As soon as we got home, my son gleefully dove for the remote with as much energy as he could muster, knowing that in our house legitimate sickness equals unlimited screen time. I sat down next to him, laptop in hand, and began returning work emails at a rapid clip. And then maybe a half-hour into The Princess Bride, just as I’d begun editing a long, technical document for a client, something unexpected happened.
“Mom. Mommy. Will you hold my hand?”
I looked up from my computer and over to my 8-year-old son, his body so long it took up nearly the entirety of the couch. He was extending his hand to me.
This is the child who no longer lets me kiss him in public. Who cares deeply about the clothes he wears and whether his backpack is cool enough. Who recently insisted on a short, spiky haircut so he’d look “rad.” Who never needs the extra kiss or glass of water at bedtime anymore. Who is growing up so quickly.
“Of course,” I said, trying to play it cool. “Of course I’ll hold your hand. Why don’t you come sit a bit closer to me?” And he did; he curled up right next to my side and leaned his feverish head against my shoulder. I wrapped my arm around him, and we sat together just like we used to sit when he was a toddler, except this time I was afraid to move—afraid to even adjust my posture or lean forward to take a sip of my rapidly cooling coffee—for fear he wouldn’t want to sit that way anymore.
We watched the entire movie together. I ignored my laptop and phone as the email notifications pinged. I ignored my cup of coffee until it was stone cold. I ignored the breakfast dishes sitting unwashed in the sink, and the wet laundry in the washing machine that needed transferring to the dryer.

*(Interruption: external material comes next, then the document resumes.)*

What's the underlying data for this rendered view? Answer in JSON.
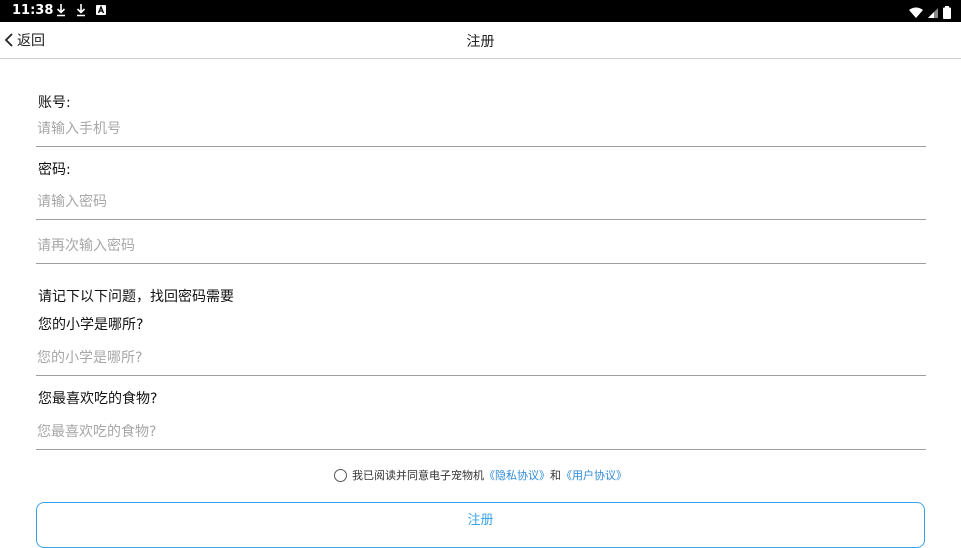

I ignored everything except the quiet pleasure of sitting next to my son and watching together as the Man in Black defeated Inigo Montoya, and braved the Fire Swamp, and was dragged to Miracle Max to be brought back to life.
After the movie ended, he was clearly feeling antsy, so we brought out the Lego bin from his bedroom and built an amazing tower. It took the entire afternoon, both of us combing through piles of bricks to find just the right pieces for our creation. I only used my phone long enough to text my husband the update that the fever had broken.
After the Lego tower was completed, we ordered some takeout chicken soup and I read aloud to him—three chapters of Mrs. Frisby and the Rats of NIMH.
It was, without exception, the loveliest day I have had with my son in a long while. I was almost sorry when my husband came home that evening with my other two children, who’d spent the afternoon at a friend’s house. I was happy to see them, of course, but a little sad to break the spell of the day my son and I spent together.
Because it really had felt like a bit of magic—me ignoring my grown-up responsibilities, him not bothering to act cool. It reminded me a bit of when he was a 2-year-old and my only child, the center around which my whole world revolved, except older and funnier and smarter, charming and interesting in completely different ways. I felt like I spent the entire day seeing my boy in a new light, bonding with him in new ways.
And I think the feeling was mutual. That night at bedtime he kissed me on the cheek without being prompted and said, “Hey, Mommy, thanks for a great day,” before swiftly dropping off to sleep.
I sent him back to school this morning, the antibiotics having done their job. I sipped my coffee and watched as he laced up his favorite sneakers and loaded his backpack with math homework. At drop-off he gave me his usual one-armed hug and darted off toward his two best friends, not stopping to look back at me standing at the school gates. He was cool again, and I know as he gets older he’ll only get cooler.
Still, I smiled to myself as I walked home, back to my laptop, back to my usual daily routine.
Because I know that there are still a few quiet moments left where my son will hold my hand.